If You Notice This on Your Body, Have Your Legs Checked
Our legs are incredibly powerful in ways most of us don't think about. Sure we use them to stand, walk, run and jump, but our legs can also warn us of bigger health issues we may not be aware of like cardiovascular disease. Eat This, Not That! Health spoke with experts who reveal signs we should pay attention to on our legs and what they could indicate. Read on—and to ensure your health and the health of others, don't miss these Sure Signs You've Already Had COVID.
Deep Venous Thrombosis (DVT)
Dr. Wled Wazni, Director of Stroke at Glendale Memorial Hospital-Dignity Health explains, "Deep Venous Thrombosis (DVT) or clot formation in the deep veins in your body commonly affects the lower limb. It is a common disorder often seen in people who are wheelchair bound or have underlying blood clotting problems. Signs and symptoms are usually affected on one leg and can include swelling of foot, ankle, or entire leg. In addition, cramping or pain can also occur most typically in the calf. The skin in the affected area can be warm to touch and often may have a reddish skin over the affected area."
Dr. Jagdish Khubchandani, MBBS, Ph.D. Professor of Public Health New Mexico State University adds, "One of the most common vascular diseases is deep venous thrombosis affecting nearly a million Americans every year. It is essentially the result of a blood clot that develops in a deep vein. Lower legs or thighs are the most common locations (but can also occur in the pelvis, intestines, arms, etc.)."
Signs of DVT to Watch Out For
Dr. Khubchandani explains, "The common symptoms are pain, feeling of warmth, skin discoloration, and swelling in the affected leg (usually not seen in both legs). DVT should be concerning as the clots could dislodge from the blood vessels in the legs and travel to lungs (pulmonary embolism). Pulmonary embolism is a life-threatening complication of DVT. The risk factors are well known and many are similar to risk factors for other heart diseases (e.g. age, obesity, smoking, sedentary behaviors, family history, just to name a few)."
Pelvic Congestion Syndrome
According to Dr. Khubchandani, "Uncommon problems include swelling or pain in pelvis that may be due to Pelvic Congestion Syndrome , musculoskeletal problems, large cysts in the pelvic area, irritable bowel syndrome, bladder or uterus tumors and cysts, and gynecological problems. Sometimes, the obstruction of blood flow may result in leg swelling and pain due to accumulation of tissue fluids. Legs should also be examined and inspected in such cases where pelvic pain or swelling may show unique signs in legs (due to obstruction of blood flow)."
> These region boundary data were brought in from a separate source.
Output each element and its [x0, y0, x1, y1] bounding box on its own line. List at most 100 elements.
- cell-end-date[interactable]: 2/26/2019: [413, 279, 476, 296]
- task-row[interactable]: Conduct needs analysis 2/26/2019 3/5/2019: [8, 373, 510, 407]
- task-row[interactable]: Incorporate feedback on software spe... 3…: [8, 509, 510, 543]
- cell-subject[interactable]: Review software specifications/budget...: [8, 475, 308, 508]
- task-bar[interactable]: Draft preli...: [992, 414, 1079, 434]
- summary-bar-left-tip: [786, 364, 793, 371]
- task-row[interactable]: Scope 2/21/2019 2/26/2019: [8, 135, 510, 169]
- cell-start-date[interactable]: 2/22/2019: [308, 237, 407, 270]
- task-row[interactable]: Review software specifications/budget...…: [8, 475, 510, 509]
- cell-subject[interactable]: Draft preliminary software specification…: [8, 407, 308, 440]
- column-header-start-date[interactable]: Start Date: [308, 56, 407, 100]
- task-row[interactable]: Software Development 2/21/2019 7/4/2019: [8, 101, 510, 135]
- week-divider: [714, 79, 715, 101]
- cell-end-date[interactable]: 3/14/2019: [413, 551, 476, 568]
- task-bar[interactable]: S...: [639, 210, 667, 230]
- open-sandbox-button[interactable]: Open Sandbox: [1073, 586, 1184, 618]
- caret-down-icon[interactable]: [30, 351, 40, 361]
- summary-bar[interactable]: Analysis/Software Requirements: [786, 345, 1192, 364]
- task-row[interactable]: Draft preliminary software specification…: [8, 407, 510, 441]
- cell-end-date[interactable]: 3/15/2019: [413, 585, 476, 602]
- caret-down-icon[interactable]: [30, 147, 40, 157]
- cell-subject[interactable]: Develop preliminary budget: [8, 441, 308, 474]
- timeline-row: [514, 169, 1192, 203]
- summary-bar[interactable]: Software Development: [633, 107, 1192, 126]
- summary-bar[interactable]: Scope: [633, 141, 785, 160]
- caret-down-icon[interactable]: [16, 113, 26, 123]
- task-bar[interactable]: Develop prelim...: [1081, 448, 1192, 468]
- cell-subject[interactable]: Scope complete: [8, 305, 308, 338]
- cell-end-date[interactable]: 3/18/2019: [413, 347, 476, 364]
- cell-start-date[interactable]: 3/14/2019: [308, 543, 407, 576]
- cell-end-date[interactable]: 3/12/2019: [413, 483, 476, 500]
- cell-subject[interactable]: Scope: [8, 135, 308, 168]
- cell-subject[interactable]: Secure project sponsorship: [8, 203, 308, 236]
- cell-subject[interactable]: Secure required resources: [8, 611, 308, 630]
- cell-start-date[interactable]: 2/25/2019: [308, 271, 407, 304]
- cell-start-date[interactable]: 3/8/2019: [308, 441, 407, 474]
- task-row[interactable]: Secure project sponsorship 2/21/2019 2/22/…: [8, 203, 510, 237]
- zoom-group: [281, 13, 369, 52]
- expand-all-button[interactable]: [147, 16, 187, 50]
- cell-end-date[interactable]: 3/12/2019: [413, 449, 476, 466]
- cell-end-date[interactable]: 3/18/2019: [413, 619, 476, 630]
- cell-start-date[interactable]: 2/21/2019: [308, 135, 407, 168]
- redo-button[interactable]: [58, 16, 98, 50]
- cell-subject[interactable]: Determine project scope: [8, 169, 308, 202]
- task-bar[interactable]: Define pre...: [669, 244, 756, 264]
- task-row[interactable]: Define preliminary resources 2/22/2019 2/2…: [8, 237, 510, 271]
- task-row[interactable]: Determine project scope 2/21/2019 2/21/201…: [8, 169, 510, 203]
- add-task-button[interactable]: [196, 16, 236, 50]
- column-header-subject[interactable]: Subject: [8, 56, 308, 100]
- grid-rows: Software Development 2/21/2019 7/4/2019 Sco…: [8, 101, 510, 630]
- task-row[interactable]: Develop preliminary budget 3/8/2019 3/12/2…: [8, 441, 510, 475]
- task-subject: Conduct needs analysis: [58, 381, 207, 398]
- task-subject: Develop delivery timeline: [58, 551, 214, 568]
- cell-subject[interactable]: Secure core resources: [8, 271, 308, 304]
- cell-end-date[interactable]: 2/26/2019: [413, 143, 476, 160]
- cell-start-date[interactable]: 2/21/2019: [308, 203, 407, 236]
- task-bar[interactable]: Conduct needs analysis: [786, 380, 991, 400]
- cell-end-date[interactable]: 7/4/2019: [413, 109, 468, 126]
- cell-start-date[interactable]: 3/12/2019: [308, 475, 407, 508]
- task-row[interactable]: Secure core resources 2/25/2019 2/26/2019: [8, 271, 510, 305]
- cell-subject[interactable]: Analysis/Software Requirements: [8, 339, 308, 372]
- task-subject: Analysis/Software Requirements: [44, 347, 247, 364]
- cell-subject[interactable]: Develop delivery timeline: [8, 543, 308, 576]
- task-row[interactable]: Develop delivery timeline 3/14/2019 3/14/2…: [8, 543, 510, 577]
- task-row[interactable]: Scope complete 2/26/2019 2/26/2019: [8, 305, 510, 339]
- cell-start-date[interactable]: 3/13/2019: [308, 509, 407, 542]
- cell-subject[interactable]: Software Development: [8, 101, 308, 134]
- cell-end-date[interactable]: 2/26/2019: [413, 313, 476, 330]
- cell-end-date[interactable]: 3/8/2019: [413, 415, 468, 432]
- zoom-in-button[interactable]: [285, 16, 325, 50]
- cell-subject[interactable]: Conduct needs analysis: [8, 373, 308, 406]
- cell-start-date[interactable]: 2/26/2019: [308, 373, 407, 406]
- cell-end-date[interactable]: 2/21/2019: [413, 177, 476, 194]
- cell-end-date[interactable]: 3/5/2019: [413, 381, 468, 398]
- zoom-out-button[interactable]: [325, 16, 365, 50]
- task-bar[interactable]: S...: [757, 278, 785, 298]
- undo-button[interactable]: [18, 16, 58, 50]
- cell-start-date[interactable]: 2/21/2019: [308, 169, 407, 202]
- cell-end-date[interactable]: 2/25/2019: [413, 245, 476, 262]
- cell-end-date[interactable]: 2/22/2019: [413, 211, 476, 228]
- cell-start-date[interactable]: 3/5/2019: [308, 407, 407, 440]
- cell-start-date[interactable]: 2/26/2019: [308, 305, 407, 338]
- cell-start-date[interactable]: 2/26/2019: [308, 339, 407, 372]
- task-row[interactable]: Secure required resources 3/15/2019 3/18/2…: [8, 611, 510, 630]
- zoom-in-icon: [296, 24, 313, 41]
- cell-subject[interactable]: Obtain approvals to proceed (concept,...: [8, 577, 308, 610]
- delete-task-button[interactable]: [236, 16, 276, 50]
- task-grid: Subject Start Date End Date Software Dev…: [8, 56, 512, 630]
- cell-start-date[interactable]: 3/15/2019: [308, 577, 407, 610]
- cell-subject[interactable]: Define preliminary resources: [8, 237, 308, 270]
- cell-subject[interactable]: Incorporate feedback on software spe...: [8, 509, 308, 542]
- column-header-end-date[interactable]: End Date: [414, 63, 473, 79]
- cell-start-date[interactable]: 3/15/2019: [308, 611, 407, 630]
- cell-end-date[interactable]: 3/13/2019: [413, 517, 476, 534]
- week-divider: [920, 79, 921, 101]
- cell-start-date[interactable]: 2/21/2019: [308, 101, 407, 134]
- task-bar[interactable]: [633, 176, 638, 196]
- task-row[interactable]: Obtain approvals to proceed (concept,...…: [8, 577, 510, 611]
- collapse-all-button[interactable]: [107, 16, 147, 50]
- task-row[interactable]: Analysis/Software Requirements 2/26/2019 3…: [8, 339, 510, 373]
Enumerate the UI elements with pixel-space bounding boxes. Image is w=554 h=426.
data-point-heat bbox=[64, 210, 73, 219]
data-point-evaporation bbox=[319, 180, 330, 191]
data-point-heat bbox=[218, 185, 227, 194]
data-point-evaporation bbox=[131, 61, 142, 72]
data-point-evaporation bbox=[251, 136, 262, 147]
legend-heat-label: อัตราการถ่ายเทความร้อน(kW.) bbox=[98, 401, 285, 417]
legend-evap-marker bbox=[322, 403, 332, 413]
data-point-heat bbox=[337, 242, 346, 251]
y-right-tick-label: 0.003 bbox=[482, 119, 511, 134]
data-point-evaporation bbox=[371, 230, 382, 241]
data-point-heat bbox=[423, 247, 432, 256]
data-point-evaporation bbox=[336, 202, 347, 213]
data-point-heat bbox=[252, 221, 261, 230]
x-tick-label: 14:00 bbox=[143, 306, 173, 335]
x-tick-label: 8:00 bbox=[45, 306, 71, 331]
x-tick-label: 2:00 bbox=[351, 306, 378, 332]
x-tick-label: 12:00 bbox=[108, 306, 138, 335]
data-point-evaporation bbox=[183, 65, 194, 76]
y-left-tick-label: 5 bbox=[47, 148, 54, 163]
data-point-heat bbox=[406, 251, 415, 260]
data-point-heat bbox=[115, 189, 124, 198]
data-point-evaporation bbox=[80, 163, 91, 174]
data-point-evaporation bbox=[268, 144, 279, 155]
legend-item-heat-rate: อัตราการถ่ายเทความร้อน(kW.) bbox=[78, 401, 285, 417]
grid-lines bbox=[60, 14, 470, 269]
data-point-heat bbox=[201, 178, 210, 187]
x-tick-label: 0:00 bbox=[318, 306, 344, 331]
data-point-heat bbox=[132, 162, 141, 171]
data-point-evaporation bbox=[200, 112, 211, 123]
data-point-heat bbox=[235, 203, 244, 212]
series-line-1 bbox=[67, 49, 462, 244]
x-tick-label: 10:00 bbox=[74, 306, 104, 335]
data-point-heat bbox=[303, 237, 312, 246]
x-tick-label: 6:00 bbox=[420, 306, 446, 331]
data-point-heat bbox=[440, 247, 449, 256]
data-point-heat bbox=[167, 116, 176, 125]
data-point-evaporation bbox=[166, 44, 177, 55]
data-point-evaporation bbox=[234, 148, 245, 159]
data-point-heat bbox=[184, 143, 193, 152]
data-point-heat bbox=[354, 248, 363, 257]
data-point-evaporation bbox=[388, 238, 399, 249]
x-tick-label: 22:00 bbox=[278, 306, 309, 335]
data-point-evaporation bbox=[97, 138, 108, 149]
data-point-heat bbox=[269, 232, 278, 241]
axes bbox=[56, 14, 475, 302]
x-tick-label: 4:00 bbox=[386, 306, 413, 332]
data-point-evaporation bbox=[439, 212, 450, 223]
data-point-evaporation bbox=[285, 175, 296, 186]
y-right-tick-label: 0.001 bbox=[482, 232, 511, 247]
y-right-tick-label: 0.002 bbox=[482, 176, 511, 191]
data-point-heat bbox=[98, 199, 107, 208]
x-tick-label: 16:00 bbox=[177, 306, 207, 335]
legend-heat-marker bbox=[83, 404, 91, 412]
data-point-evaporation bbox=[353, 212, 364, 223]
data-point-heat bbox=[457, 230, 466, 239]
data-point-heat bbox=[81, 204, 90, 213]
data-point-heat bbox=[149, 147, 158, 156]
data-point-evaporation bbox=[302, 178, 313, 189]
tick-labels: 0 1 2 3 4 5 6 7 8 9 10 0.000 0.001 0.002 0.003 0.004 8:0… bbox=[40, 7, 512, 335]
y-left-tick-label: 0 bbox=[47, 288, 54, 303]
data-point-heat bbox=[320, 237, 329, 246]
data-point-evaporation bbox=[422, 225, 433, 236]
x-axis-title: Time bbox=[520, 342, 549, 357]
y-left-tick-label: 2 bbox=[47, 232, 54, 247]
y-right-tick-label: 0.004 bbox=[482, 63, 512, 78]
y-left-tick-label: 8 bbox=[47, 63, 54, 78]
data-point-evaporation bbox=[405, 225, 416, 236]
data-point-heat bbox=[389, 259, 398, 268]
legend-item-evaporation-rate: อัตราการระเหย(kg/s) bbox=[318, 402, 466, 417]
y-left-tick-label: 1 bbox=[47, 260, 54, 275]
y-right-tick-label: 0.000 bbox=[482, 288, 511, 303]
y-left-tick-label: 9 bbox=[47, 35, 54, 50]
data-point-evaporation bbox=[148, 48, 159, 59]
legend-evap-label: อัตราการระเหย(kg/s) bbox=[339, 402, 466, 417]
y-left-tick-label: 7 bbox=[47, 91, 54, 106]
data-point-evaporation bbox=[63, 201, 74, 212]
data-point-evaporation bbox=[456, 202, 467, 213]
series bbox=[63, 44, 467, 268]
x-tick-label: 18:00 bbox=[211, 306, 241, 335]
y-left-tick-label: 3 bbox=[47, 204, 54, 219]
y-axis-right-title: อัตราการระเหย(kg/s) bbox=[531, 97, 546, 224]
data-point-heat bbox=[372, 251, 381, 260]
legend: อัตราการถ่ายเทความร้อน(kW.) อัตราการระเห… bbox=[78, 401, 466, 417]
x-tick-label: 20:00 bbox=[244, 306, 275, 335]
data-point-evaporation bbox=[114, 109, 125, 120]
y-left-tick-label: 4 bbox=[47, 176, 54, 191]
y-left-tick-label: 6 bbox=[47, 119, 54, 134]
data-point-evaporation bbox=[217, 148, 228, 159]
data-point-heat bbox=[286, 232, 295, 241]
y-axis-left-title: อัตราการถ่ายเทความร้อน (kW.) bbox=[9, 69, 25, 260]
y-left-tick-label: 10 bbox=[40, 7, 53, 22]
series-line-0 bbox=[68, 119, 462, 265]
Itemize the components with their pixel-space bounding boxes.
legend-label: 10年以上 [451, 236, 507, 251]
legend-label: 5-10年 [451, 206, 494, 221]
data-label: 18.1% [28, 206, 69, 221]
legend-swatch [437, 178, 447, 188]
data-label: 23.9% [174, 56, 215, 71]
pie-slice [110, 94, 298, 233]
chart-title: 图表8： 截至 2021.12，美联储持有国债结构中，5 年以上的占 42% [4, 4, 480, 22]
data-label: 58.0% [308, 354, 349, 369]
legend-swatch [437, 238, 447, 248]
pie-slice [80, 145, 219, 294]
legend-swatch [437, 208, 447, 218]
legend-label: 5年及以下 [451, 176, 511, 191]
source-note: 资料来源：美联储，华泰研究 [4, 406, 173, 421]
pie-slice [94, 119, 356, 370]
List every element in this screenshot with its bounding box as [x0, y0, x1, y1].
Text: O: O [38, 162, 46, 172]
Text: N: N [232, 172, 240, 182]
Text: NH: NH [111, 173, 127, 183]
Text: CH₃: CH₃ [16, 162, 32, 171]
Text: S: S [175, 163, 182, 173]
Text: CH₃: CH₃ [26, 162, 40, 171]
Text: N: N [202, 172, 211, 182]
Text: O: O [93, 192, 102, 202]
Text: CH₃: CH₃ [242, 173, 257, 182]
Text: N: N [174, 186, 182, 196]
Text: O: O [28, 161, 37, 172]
Another thing to be mindful of is claudication, which John Hopkins Medicine describes as, "pain in your thigh, calf, or buttocks that happens when you walk. It can make you limp. It may be a symptom of peripheral artery disease (PAD). This is when narrowed or blocked arteries reduce the blood flow to your legs. At first, claudication pain occurs when you walk a certain distance and goes away when you rest. But as the disease gets worse, the pain can occur when you walk shorter distances. Over time, you may no longer be able to walk because the pain is so severe. Claudication is linked to health conditions that also increase your risk for heart attack or stroke. So you should be checked and possibly treated for artery disease in other parts of the body."
Dr. Parham Yashar, MD FACS FAANS Board Certified Neurosurgeon at Dignity Health Northridge Hospital asks, "Do you ever get pain in your legs while walking? That's an important question to ask for patients who have spinal disease as pain with movement such as ambulation can potentially be a sign of lumbar spinal stenosis as well as inadequate blood flow to the legs. This is a condition known as claudication and patients can either experience vascular claudication or neurogenic claudication."
Pain or Swelling
Dr. Khubchandani says, "Many of the diseases that should prompt a leg exam actually originate in or around legs (e.g. infections, inflammation, injury, tumors, neuropathies, and vascular diseases). Many of these diseases are accompanied by severe pain and swelling. Often, blood tests, X-rays, CAT scans, or other diagnostic techniques are warranted to confirm the diagnosis given the wide variety of lower limb problems that initially prompt the leg examinations."
Dr. Michael Hirt, a Board Certified Nutrition from Harvard University and Board Certified in Internal Medicine and is with The Center for Integrative Medicine in Tarzana California explains, "It is not uncommon for a pair of tight socks to leave a slight impression on your legs once removed. However, if the size of the leg above the sock impression is significantly larger than the size of the leg just below the sock impression, then you may be experiencing edema, or swelling of the legs. Both the heart or kidneys are responsible for managing the fluid levels in your body, and when either or both of them are weak, fluid can build up in your legs. A pair of tight socks will squeeze some of the excess fluid up and over the sock line, causing the upper leg to look much larger than it should otherwise be. Excessive salt intake and prolonged standing can also cause or contribute to this visual effect."